Saddle-to-Saddle Dynamics in Deep Linear Networks: Small Initialization Training, Symmetry, and Sparsity
This provides theoretical insights into training dynamics for deep learning researchers, though it is incremental as it builds on known regimes like NTK.
The paper investigates how initialization variance affects training dynamics in deep linear networks, showing a phase transition between regimes and proposing a saddle-to-saddle dynamics where gradient descent moves through saddles of increasing rank to reach sparse minima.

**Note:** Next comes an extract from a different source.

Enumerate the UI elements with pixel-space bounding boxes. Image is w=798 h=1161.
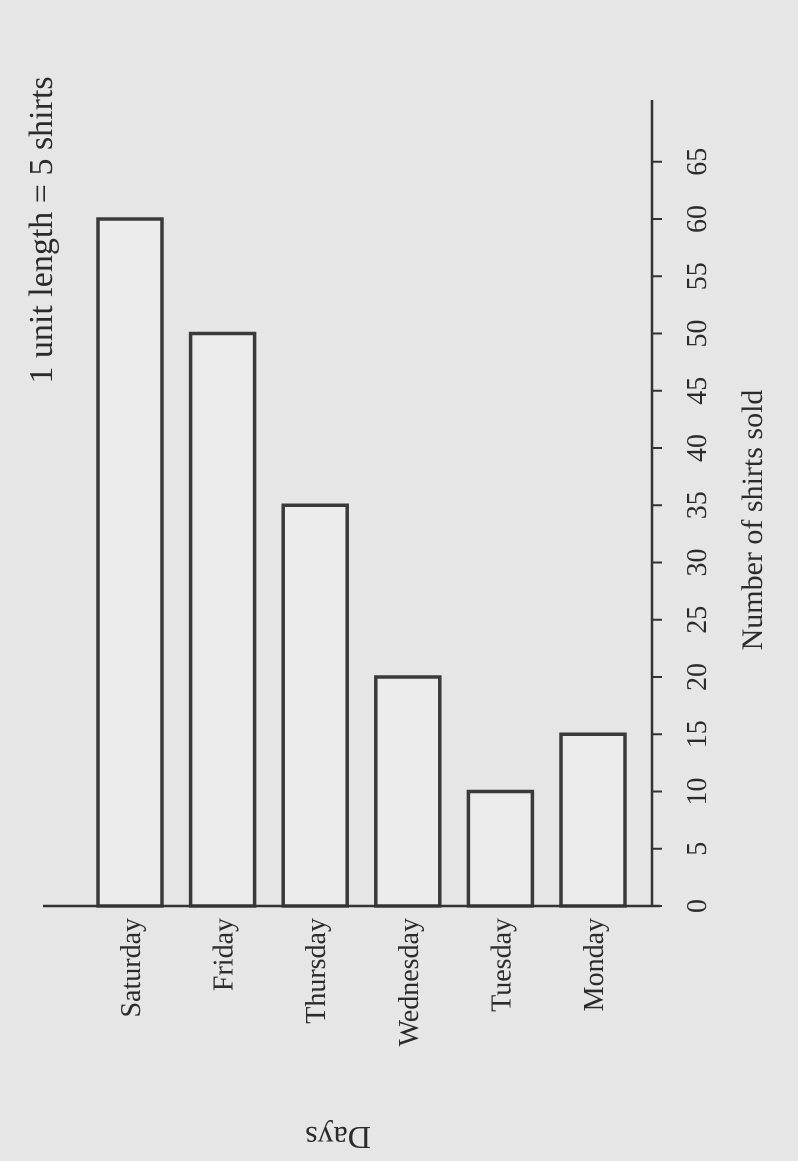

The dynamics of Deep Linear Networks (DLNs) is dramatically affected by the variance $σ^2$ of the parameters at initialization $θ_0$. For DLNs of width $w$, we show a phase transition w.r.t. the scaling $γ$ of the variance $σ^2=w^{-γ}$ as $w\to\infty$: for large variance ($γ<1$), $θ_0$ is very close to a global minimum but far from any saddle point, and for small variance ($γ>1$), $θ_0$ is close to a saddle point and far from any global minimum. While the first case corresponds to the well-studied NTK regime, the second case is less understood. This motivates the study of the case $γ\to +\infty$, where we conjecture a Saddle-to-Saddle dynamics: throughout training, gradient descent visits the neighborhoods of a sequence of saddles, each corresponding to linear maps of increasing rank, until reaching a sparse global minimum. We support this conjecture with a theorem for the dynamics between the first two saddles, as well as some numerical experiments.